Inside The Instrument
Marchand and Fortin, both of them musicians, work together — one sitting at the organ itself, the other climbing up and around inside the organ, using special tools to shift parts of the pipes, opening or closing an air hole here, shaving or moving a part of the pipe there.
Much of this work is done 40 feet in the air, with tiny crevices to use as footholds. The two men switch off roles from time to time. If you just stay at the organ, they say, it is too easy to fall asleep. No such problem crawling around the organ like a cat.
Organ consultant Jeff Weiler (left) and Casavant artistic director Jacquelin Rochette oversaw the tremendous task of building, installing and voicing the Kennedy Center's new organ.
Enlarge Kainaz Amaria/NPR
Organ consultant Jeff Weiler (left) and Casavant artistic director Jacquelin Rochette oversaw the tremendous task of building, installing and voicing the Kennedy Center's new organ.
"If you are afraid of the height, it is not a job for you," Marchand says.
The polished wood console of the organ — the part you see the musician play — is amazingly complex, too. It has four manual keyboards, 32 long wooden pedals and 104 stops. The stops look like porcelain knobs, and each one controls a set of 61 organ pipes, balancing the highs and lows, and the volume.
"Each stop has a role to play in this tonal structure, so we are building sonic architecture of the instrument," says Jacquelin Rochette, Casavant's artistic director.
A Delicate Balance
When we visited a few weeks ago, Rochette said some of the pipes were still "barely speaking," that the sound they emitted was "simply barking." By now, they are supposed to all be singing.

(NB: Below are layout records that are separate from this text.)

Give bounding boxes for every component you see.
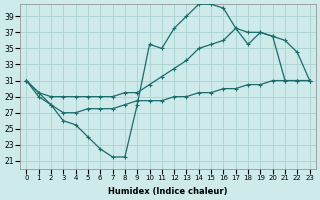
X-axis label: Humidex (Indice chaleur): Humidex (Indice chaleur) bbox=[108, 187, 228, 196]
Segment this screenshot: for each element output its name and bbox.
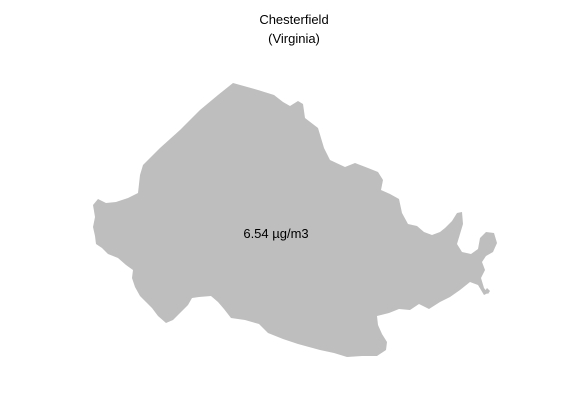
map-title-block: Chesterfield (Virginia) (0, 10, 588, 48)
island-fragment (485, 288, 490, 294)
county-region-shape (93, 83, 497, 357)
region-value-label: 6.54 µg/m3 (243, 226, 309, 241)
map-title: Chesterfield (259, 12, 329, 27)
map-subtitle: (Virginia) (268, 31, 320, 46)
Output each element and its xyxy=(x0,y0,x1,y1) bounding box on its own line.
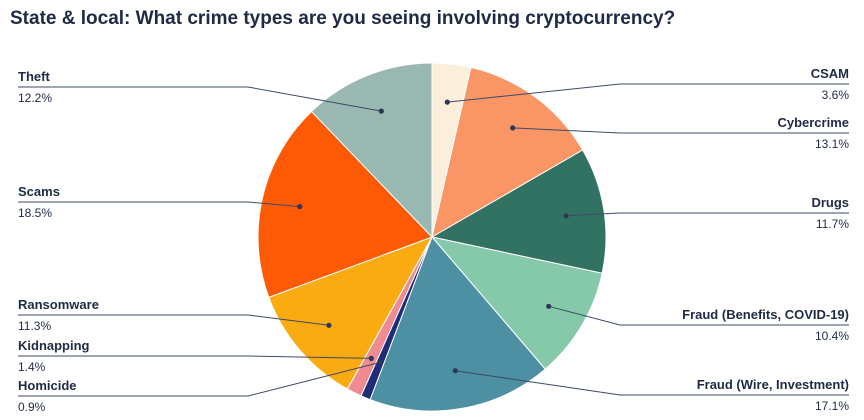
pie-slice-scams xyxy=(257,110,433,299)
slice-label-kidnapping: Kidnapping xyxy=(18,338,90,353)
pie-slice-ransomware xyxy=(268,236,434,390)
pie-slices xyxy=(257,62,607,412)
slice-value-kidnapping: 1.4% xyxy=(18,360,46,374)
leader-dot-ransomware xyxy=(326,322,332,328)
leader-dot-csam xyxy=(444,99,450,105)
slice-label-homicide: Homicide xyxy=(18,378,77,393)
slice-value-drugs: 11.7% xyxy=(816,217,849,231)
slice-label-ransomware: Ransomware xyxy=(18,297,99,312)
leader-dot-kidnapping xyxy=(368,355,374,361)
slice-value-fraud-wire-investment: 17.1% xyxy=(815,399,849,413)
leader-dot-fraud-wire-investment xyxy=(452,368,458,374)
leader-line-cybercrime xyxy=(512,127,849,134)
slice-value-homicide: 0.9% xyxy=(18,400,46,414)
leader-dot-fraud-benefits-covid-19 xyxy=(546,303,552,309)
leader-line-theft xyxy=(18,86,382,112)
leader-line-fraud-wire-investment xyxy=(455,370,849,396)
pie-slice-drugs xyxy=(430,149,607,274)
leader-line-ransomware xyxy=(18,314,329,326)
pie-slice-fraud-wire-investment xyxy=(369,236,546,412)
leader-dot-drugs xyxy=(563,213,569,219)
slice-label-fraud-benefits-covid-19: Fraud (Benefits, COVID-19) xyxy=(682,307,849,322)
pie-slice-theft xyxy=(310,62,433,239)
leader-line-drugs xyxy=(566,212,849,217)
leader-dot-theft xyxy=(378,108,384,114)
slice-label-cybercrime: Cybercrime xyxy=(777,115,849,130)
leader-line-scams xyxy=(18,201,300,208)
leader-line-homicide xyxy=(18,361,381,397)
slice-value-ransomware: 11.3% xyxy=(18,319,51,333)
leader-line-fraud-benefits-covid-19 xyxy=(548,305,849,326)
slice-value-scams: 18.5% xyxy=(18,206,52,220)
slice-value-fraud-benefits-covid-19: 10.4% xyxy=(815,329,849,343)
slice-value-csam: 3.6% xyxy=(822,88,850,102)
slice-label-csam: CSAM xyxy=(811,66,849,81)
leader-dot-cybercrime xyxy=(510,125,516,131)
leader-dot-homicide xyxy=(377,359,383,365)
pie-labels: CSAM 3.6% Cybercrime 13.1% Drugs 11.7% Fraud (… xyxy=(18,66,849,414)
slice-label-fraud-wire-investment: Fraud (Wire, Investment) xyxy=(697,377,849,392)
chart-title: State & local: What crime types are you … xyxy=(10,8,676,29)
slice-label-theft: Theft xyxy=(18,69,50,84)
pie-slice-cybercrime xyxy=(431,66,584,239)
leader-dot-scams xyxy=(297,204,303,210)
pie-slice-fraud-benefits-covid-19 xyxy=(430,236,603,370)
slice-label-drugs: Drugs xyxy=(811,195,849,210)
leader-line-kidnapping xyxy=(18,355,372,359)
slice-value-theft: 12.2% xyxy=(18,91,52,105)
leader-line-csam xyxy=(447,83,849,103)
slice-label-scams: Scams xyxy=(18,184,60,199)
slice-value-cybercrime: 13.1% xyxy=(815,137,849,151)
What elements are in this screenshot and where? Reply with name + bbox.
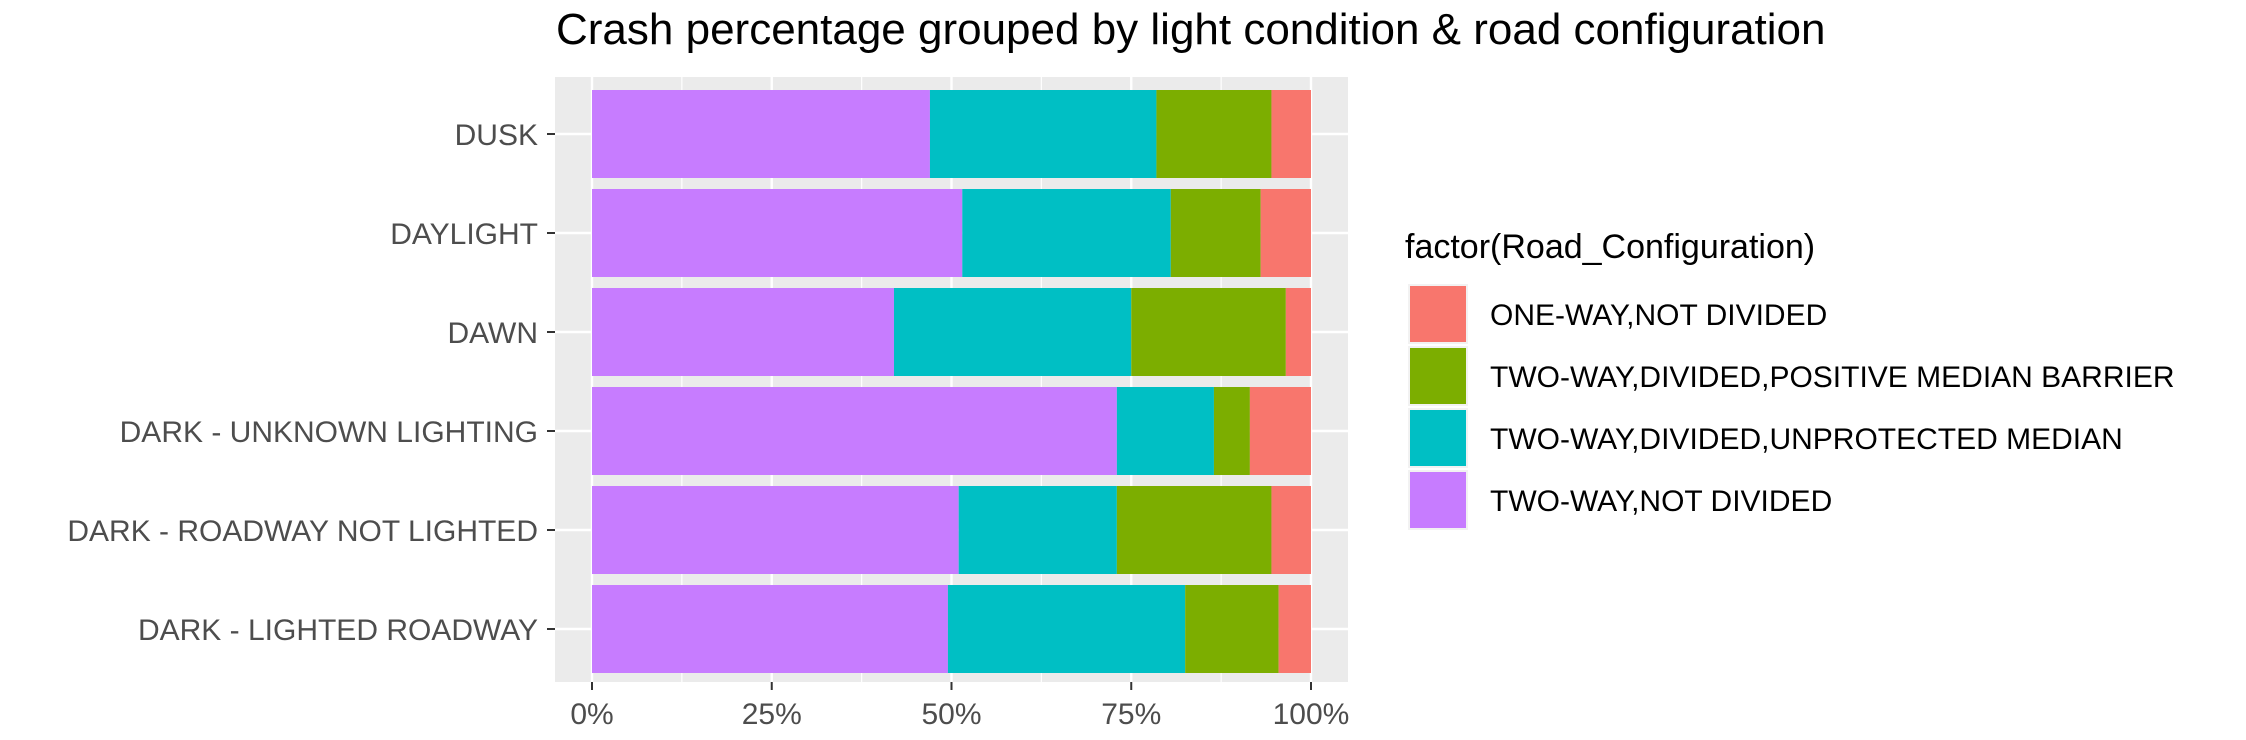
legend-label: TWO-WAY,DIVIDED,POSITIVE MEDIAN BARRIER (1490, 361, 2175, 394)
legend-swatch (1410, 348, 1466, 404)
bar-segment (592, 387, 1117, 475)
bar-segment (1271, 90, 1311, 178)
chart-title: Crash percentage grouped by light condit… (556, 5, 1826, 54)
legend-label: ONE-WAY,NOT DIVIDED (1490, 299, 1827, 332)
x-tick-label: 25% (742, 698, 802, 731)
bar-segment (929, 90, 1157, 178)
bar-segment (592, 288, 894, 376)
legend-label: TWO-WAY,DIVIDED,UNPROTECTED MEDIAN (1490, 423, 2123, 456)
bar-segment (947, 585, 1186, 673)
category-label: DARK - UNKNOWN LIGHTING (120, 416, 538, 449)
x-tick-label: 0% (570, 698, 613, 731)
bar-segment (962, 189, 1171, 277)
legend-title: factor(Road_Configuration) (1405, 228, 1815, 266)
bar-segment (958, 486, 1117, 574)
bars-layer (592, 90, 1311, 673)
category-label: DARK - LIGHTED ROADWAY (138, 614, 538, 647)
bar-segment (893, 288, 1132, 376)
bar-segment (592, 486, 959, 574)
x-axis-ticks: 0% 25% 50% 75% 100% (570, 682, 1349, 731)
bar-segment (1131, 288, 1286, 376)
category-label: DAYLIGHT (390, 218, 538, 251)
bar-segment (592, 189, 963, 277)
bar-segment (1156, 90, 1272, 178)
legend-label: TWO-WAY,NOT DIVIDED (1490, 485, 1832, 518)
category-label: DUSK (455, 119, 538, 152)
bar-segment (1278, 585, 1311, 673)
bar-segment (1116, 486, 1272, 574)
legend-swatch (1410, 410, 1466, 466)
category-label: DAWN (447, 317, 538, 350)
bar-segment (1285, 288, 1311, 376)
bar-segment (1116, 387, 1214, 475)
bar-segment (1249, 387, 1311, 475)
x-tick-label: 75% (1101, 698, 1161, 731)
bar-segment (1185, 585, 1279, 673)
category-labels: DUSK DAYLIGHT DAWN DARK - UNKNOWN LIGHTING D… (67, 119, 555, 647)
bar-segment (1213, 387, 1250, 475)
bar-segment (592, 585, 948, 673)
legend: factor(Road_Configuration) ONE-WAY,NOT D… (1405, 228, 2175, 530)
x-tick-label: 50% (921, 698, 981, 731)
bar-segment (1271, 486, 1311, 574)
category-label: DARK - ROADWAY NOT LIGHTED (67, 515, 538, 548)
legend-swatch (1410, 472, 1466, 528)
x-tick-label: 100% (1273, 698, 1350, 731)
bar-segment (592, 90, 930, 178)
bar-segment (1260, 189, 1311, 277)
legend-swatch (1410, 286, 1466, 342)
bar-segment (1170, 189, 1261, 277)
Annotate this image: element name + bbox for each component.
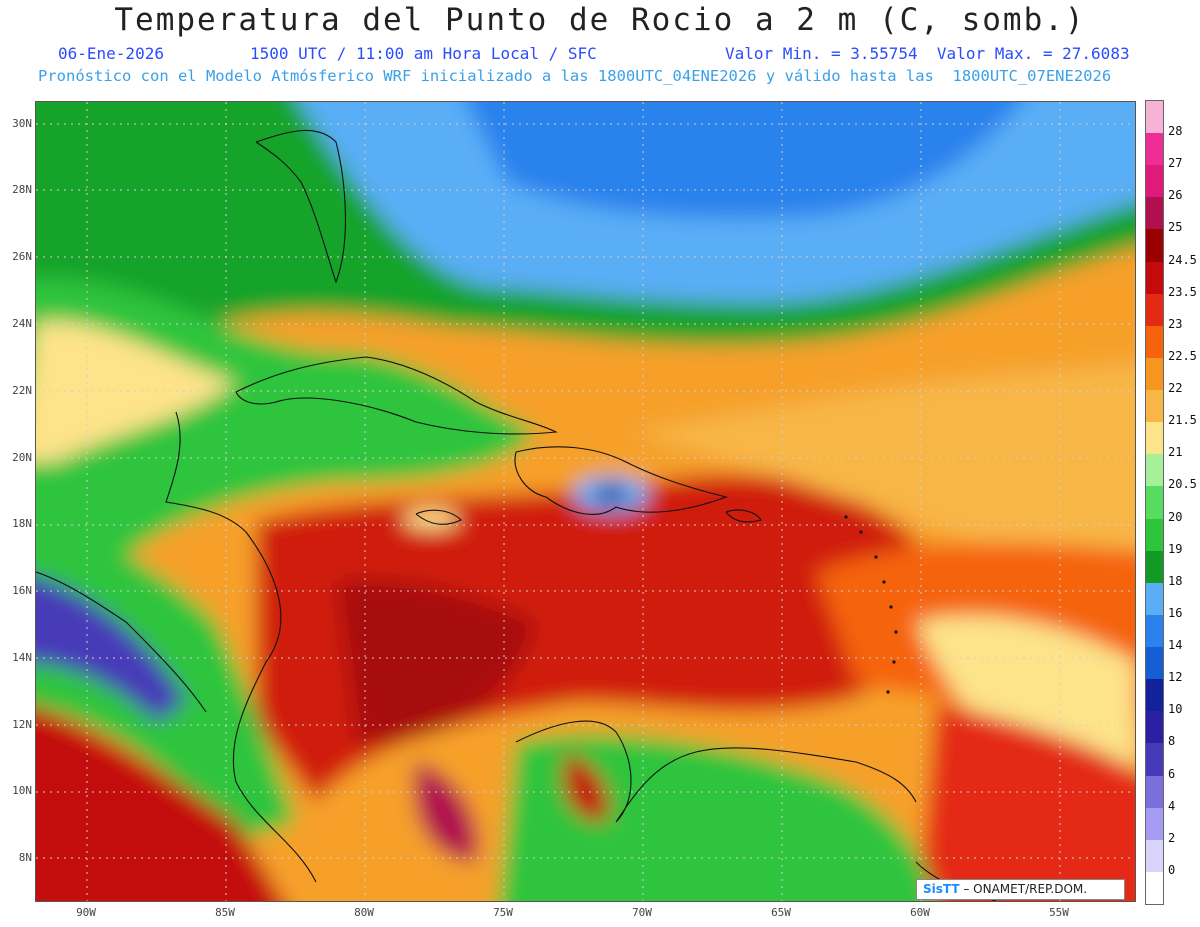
colorbar-segment bbox=[1146, 229, 1163, 263]
colorbar-segment bbox=[1146, 357, 1163, 391]
credit-box: SisTT – ONAMET/REP.DOM. bbox=[916, 879, 1125, 900]
colorbar-label: 19 bbox=[1168, 541, 1183, 556]
colorbar-label: 10 bbox=[1168, 702, 1183, 717]
map-canvas bbox=[36, 102, 1135, 901]
colorbar-segment bbox=[1146, 550, 1163, 584]
lat-label: 24N bbox=[12, 317, 32, 330]
colorbar-label: 4 bbox=[1168, 798, 1176, 813]
colorbar-segment bbox=[1146, 325, 1163, 359]
colorbar-label: 20 bbox=[1168, 509, 1183, 524]
colorbar-segment bbox=[1146, 582, 1163, 616]
lon-label: 80W bbox=[354, 906, 374, 919]
coastlines bbox=[36, 129, 997, 901]
colorbar-label: 28 bbox=[1168, 124, 1183, 139]
colorbar-segment bbox=[1146, 454, 1163, 487]
colorbar-segment bbox=[1146, 871, 1163, 905]
lat-label: 12N bbox=[12, 718, 32, 731]
colorbar-segment bbox=[1146, 133, 1163, 166]
colorbar-segment bbox=[1146, 647, 1163, 680]
colorbar-segment bbox=[1146, 197, 1163, 230]
colorbar-label: 24.5 bbox=[1168, 252, 1197, 267]
colorbar-label: 23 bbox=[1168, 316, 1183, 331]
forecast-date: 06-Ene-2026 bbox=[58, 44, 164, 63]
colorbar-label: 6 bbox=[1168, 766, 1176, 781]
lat-label: 30N bbox=[12, 117, 32, 130]
dewpoint-map bbox=[35, 101, 1136, 902]
lat-label: 26N bbox=[12, 250, 32, 263]
lon-label: 75W bbox=[493, 906, 513, 919]
colorbar-segment bbox=[1146, 261, 1163, 295]
colorbar-label: 18 bbox=[1168, 573, 1183, 588]
lat-label: 14N bbox=[12, 651, 32, 664]
colorbar-segment bbox=[1146, 679, 1163, 712]
colorbar-segment bbox=[1146, 743, 1163, 776]
colorbar-label: 8 bbox=[1168, 734, 1176, 749]
colorbar-segment bbox=[1146, 390, 1163, 423]
colorbar-label: 25 bbox=[1168, 220, 1183, 235]
colorbar bbox=[1145, 100, 1164, 905]
colorbar-label: 22 bbox=[1168, 381, 1183, 396]
colorbar-label: 14 bbox=[1168, 638, 1183, 653]
colorbar-segment bbox=[1146, 807, 1163, 841]
lat-label: 28N bbox=[12, 183, 32, 196]
map-title: Temperatura del Punto de Rocio a 2 m (C,… bbox=[114, 2, 1086, 38]
lon-label: 55W bbox=[1049, 906, 1069, 919]
lat-label: 22N bbox=[12, 384, 32, 397]
colorbar-segment bbox=[1146, 839, 1163, 873]
colorbar-segment bbox=[1146, 165, 1163, 198]
lon-label: 60W bbox=[910, 906, 930, 919]
credit-text: – ONAMET/REP.DOM. bbox=[959, 882, 1088, 896]
colorbar-label: 27 bbox=[1168, 156, 1183, 171]
lat-label: 8N bbox=[18, 851, 32, 864]
colorbar-segment bbox=[1146, 518, 1163, 552]
lon-label: 90W bbox=[76, 906, 96, 919]
colorbar-label: 21.5 bbox=[1168, 413, 1197, 428]
colorbar-label: 20.5 bbox=[1168, 477, 1197, 492]
lon-label: 65W bbox=[771, 906, 791, 919]
colorbar-label: 21 bbox=[1168, 445, 1183, 460]
lon-label: 70W bbox=[632, 906, 652, 919]
colorbar-segment bbox=[1146, 101, 1163, 134]
lat-label: 20N bbox=[12, 451, 32, 464]
colorbar-label: 26 bbox=[1168, 188, 1183, 203]
colorbar-segment bbox=[1146, 711, 1163, 744]
colorbar-segment bbox=[1146, 775, 1163, 809]
colorbar-label: 12 bbox=[1168, 670, 1183, 685]
lesser-antilles bbox=[844, 515, 898, 694]
lat-label: 10N bbox=[12, 784, 32, 797]
dewpoint-field bbox=[36, 102, 1135, 901]
colorbar-label: 23.5 bbox=[1168, 284, 1197, 299]
colorbar-segment bbox=[1146, 293, 1163, 327]
brand-logo: SisTT bbox=[923, 882, 960, 896]
lon-label: 85W bbox=[215, 906, 235, 919]
model-info: Pronóstico con el Modelo Atmósferico WRF… bbox=[38, 67, 1112, 85]
lat-label: 18N bbox=[12, 517, 32, 530]
colorbar-segment bbox=[1146, 486, 1163, 520]
colorbar-label: 2 bbox=[1168, 830, 1176, 845]
colorbar-label: 0 bbox=[1168, 862, 1176, 877]
colorbar-label: 22.5 bbox=[1168, 348, 1197, 363]
graticule bbox=[36, 102, 1135, 901]
colorbar-segment bbox=[1146, 422, 1163, 455]
colorbar-segment bbox=[1146, 614, 1163, 648]
forecast-time: 1500 UTC / 11:00 am Hora Local / SFC bbox=[250, 44, 597, 63]
lat-label: 16N bbox=[12, 584, 32, 597]
value-range: Valor Min. = 3.55754 Valor Max. = 27.608… bbox=[725, 44, 1130, 63]
colorbar-label: 16 bbox=[1168, 605, 1183, 620]
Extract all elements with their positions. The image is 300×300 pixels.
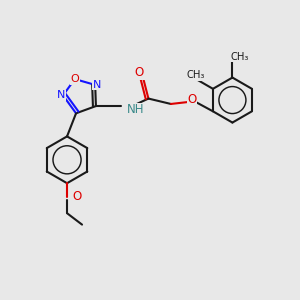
Text: O: O: [187, 93, 196, 106]
Text: O: O: [70, 74, 79, 84]
Text: O: O: [72, 190, 82, 202]
Text: NH: NH: [127, 103, 144, 116]
Text: CH₃: CH₃: [231, 52, 249, 61]
Text: O: O: [135, 66, 144, 79]
Text: CH₃: CH₃: [187, 70, 205, 80]
Text: N: N: [57, 90, 66, 100]
Text: N: N: [92, 80, 101, 90]
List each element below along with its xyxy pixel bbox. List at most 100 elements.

Organs are built to serve different functions. They are built for churches, for theaters, for academic institutions. But in a concert hall, the organ has to have tremendous sonic power so it can soar over a large orchestra and chorus. It is the stops that throttle up the power — hence the term "pulling out all the stops."
But for an orchestra, there is another balance to work out. The organ has to be able to play as if it were just another instrument in the orchestra, blending in so that the listener barely knows it is there.
What is so fascinating about watching the whole process unfold is the anthropomorphic way everyone talks about the instrument.
"The creation of an organ is very much like the birth of a child," says National Symphony Orchestra organist William Neil. "It's brand new, and it starts very humbly and very small and it grows, and as it matures and becomes a full-blown musical instrument, we have almost created here the adult."
A month ago, Neil said the organ was "not quite there yet" but was "on the way."
On Thursday night, the organ, now fully tuned and voiced into adulthood, was ready for its official, grown-up premiere performance.